A Esperança, ao saber de toda história, resolveu se meter na conversa e pediu ajuda ao Tempo. “Isso não pode ficar assim. Você é o único que consegue resolver todos os problemas, então, me ajude a resolver este!”, insistiu a última que morre. Ele, com sua enorme paciência, observou a Esperança de alto a baixo, com seu olhar de compaixão, e entendeu que ela não ia desistir nunca desta ideia.

“Posso até ajudar”, disse o senhor da vida. “Mas como deixar a Mentira e o Rancor seguirem juntos sem nenhuma transformação? Assim, nunca darão certo juntos. É preciso mudança, pois em tudo se faz necessária a evolução!”. A Esperança, esperta como ela só, respondeu apenas “deixa comigo, faça só a sua parte” e saiu ligeira para procurar seu grande companheiro, o Amor.

Encontrou ele, dormindo tranquilo, debaixo de uma árvore próxima a casa da Mentira. Acordou-o com todo o cuidado e contou ao seu amigo todo a história. “A Paixão já havia me dito o que aconteceu. E, mesmo sendo tempestuosa e passageira como sempre, me surpreendeu ao pedir a minha ajuda. Agora, vendo você e o Tempo nesta empreitada, como posso dizer não?”, finalizou o Amor e deu um grande abraço na Esperança.

Foram dias e dias de trabalho muito árduo. Primeiro, para convencer o Rancor que as mágoas acumuladas não lhe traziam forças, apenas cegueira. Depois, para conversar a Mentira que por mais que seus contos trouxessem todo um charme a sua pessoa, eles também escondiam suas inseguranças e medos, exatamente os pontos fracos explorados pela Desconfiança, Teimosia e Arrogância.

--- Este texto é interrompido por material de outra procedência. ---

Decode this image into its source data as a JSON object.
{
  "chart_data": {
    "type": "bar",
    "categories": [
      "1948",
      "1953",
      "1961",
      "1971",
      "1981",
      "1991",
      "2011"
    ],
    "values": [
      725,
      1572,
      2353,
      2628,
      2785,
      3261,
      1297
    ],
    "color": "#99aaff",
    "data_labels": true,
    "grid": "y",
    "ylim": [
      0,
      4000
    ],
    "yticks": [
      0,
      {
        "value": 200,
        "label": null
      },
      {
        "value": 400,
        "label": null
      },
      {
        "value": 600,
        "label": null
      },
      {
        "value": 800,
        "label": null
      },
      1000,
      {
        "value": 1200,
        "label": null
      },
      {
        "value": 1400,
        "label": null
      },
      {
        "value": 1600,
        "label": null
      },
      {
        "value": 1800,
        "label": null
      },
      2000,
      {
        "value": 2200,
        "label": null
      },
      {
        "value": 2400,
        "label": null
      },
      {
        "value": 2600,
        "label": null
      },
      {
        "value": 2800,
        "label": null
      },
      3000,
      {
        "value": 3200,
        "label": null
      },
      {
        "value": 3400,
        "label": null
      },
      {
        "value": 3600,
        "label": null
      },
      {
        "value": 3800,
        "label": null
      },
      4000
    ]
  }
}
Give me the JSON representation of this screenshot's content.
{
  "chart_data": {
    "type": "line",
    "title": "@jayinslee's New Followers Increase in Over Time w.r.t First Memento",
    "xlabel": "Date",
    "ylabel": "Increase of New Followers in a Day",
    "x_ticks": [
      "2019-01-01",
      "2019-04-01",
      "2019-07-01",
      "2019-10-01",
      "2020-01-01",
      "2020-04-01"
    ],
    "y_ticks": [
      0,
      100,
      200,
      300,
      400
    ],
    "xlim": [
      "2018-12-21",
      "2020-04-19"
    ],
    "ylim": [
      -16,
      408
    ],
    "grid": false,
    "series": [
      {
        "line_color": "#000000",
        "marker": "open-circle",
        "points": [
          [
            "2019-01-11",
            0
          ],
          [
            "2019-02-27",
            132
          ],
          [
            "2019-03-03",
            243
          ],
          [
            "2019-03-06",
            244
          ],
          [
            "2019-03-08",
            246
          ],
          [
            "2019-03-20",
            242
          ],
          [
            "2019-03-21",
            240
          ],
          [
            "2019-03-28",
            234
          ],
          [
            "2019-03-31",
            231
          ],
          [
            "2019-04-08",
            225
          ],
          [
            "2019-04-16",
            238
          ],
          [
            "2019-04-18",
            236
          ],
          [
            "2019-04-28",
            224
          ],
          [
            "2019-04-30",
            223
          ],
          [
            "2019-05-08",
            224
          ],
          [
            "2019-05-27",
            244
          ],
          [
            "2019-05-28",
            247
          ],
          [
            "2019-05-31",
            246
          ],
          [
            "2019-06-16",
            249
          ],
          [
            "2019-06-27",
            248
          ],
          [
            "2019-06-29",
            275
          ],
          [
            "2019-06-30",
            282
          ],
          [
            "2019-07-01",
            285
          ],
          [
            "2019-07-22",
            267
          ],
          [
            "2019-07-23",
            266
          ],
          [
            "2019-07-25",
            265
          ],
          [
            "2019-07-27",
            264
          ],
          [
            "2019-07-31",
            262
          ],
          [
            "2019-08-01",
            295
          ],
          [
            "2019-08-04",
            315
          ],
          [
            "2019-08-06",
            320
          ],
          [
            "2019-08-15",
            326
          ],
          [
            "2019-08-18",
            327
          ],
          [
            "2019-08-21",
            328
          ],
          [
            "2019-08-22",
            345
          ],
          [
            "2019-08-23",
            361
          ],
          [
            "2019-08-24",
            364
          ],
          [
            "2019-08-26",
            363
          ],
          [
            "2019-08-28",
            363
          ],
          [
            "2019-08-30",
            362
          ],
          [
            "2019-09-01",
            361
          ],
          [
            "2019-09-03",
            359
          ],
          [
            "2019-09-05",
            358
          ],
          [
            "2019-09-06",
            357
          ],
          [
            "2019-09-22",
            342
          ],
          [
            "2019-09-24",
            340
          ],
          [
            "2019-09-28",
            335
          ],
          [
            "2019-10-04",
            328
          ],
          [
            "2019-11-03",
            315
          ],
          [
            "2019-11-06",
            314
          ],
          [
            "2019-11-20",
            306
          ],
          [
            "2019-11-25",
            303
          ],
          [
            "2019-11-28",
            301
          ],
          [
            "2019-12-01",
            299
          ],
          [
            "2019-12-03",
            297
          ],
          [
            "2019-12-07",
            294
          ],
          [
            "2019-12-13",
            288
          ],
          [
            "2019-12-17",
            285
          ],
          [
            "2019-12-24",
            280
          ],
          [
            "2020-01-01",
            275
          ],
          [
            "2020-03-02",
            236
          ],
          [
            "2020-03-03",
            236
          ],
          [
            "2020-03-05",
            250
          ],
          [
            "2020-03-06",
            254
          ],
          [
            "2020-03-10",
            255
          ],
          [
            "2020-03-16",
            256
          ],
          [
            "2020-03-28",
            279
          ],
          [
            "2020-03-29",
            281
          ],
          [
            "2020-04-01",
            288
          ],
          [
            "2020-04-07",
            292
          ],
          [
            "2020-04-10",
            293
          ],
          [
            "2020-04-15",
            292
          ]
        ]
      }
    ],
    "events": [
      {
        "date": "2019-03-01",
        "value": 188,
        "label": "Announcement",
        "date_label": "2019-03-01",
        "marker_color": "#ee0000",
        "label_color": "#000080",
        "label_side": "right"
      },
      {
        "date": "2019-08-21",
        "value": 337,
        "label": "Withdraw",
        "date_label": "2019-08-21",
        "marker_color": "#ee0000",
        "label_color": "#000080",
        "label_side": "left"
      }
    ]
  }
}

Juntos, o Tempo, o Amor e a Esperança conseguiram transformar o Rancor em Compaixão e a Mentira em Sinceridade. O casal voltou novamente a ficar junto, agora sempre vigiados de perto pelo Amor, que adorava dormir debaixo da árvore próxima a casa deles. A Esperança e o Tempo sempre passavam por lá e foram até mesmo convidados para serem padrinhos da primeira filha desta união tão duradoura: a Compreensão. E viveram assim, felizes para sempre, naquela tão sonhada casa branca de cerquinha azul.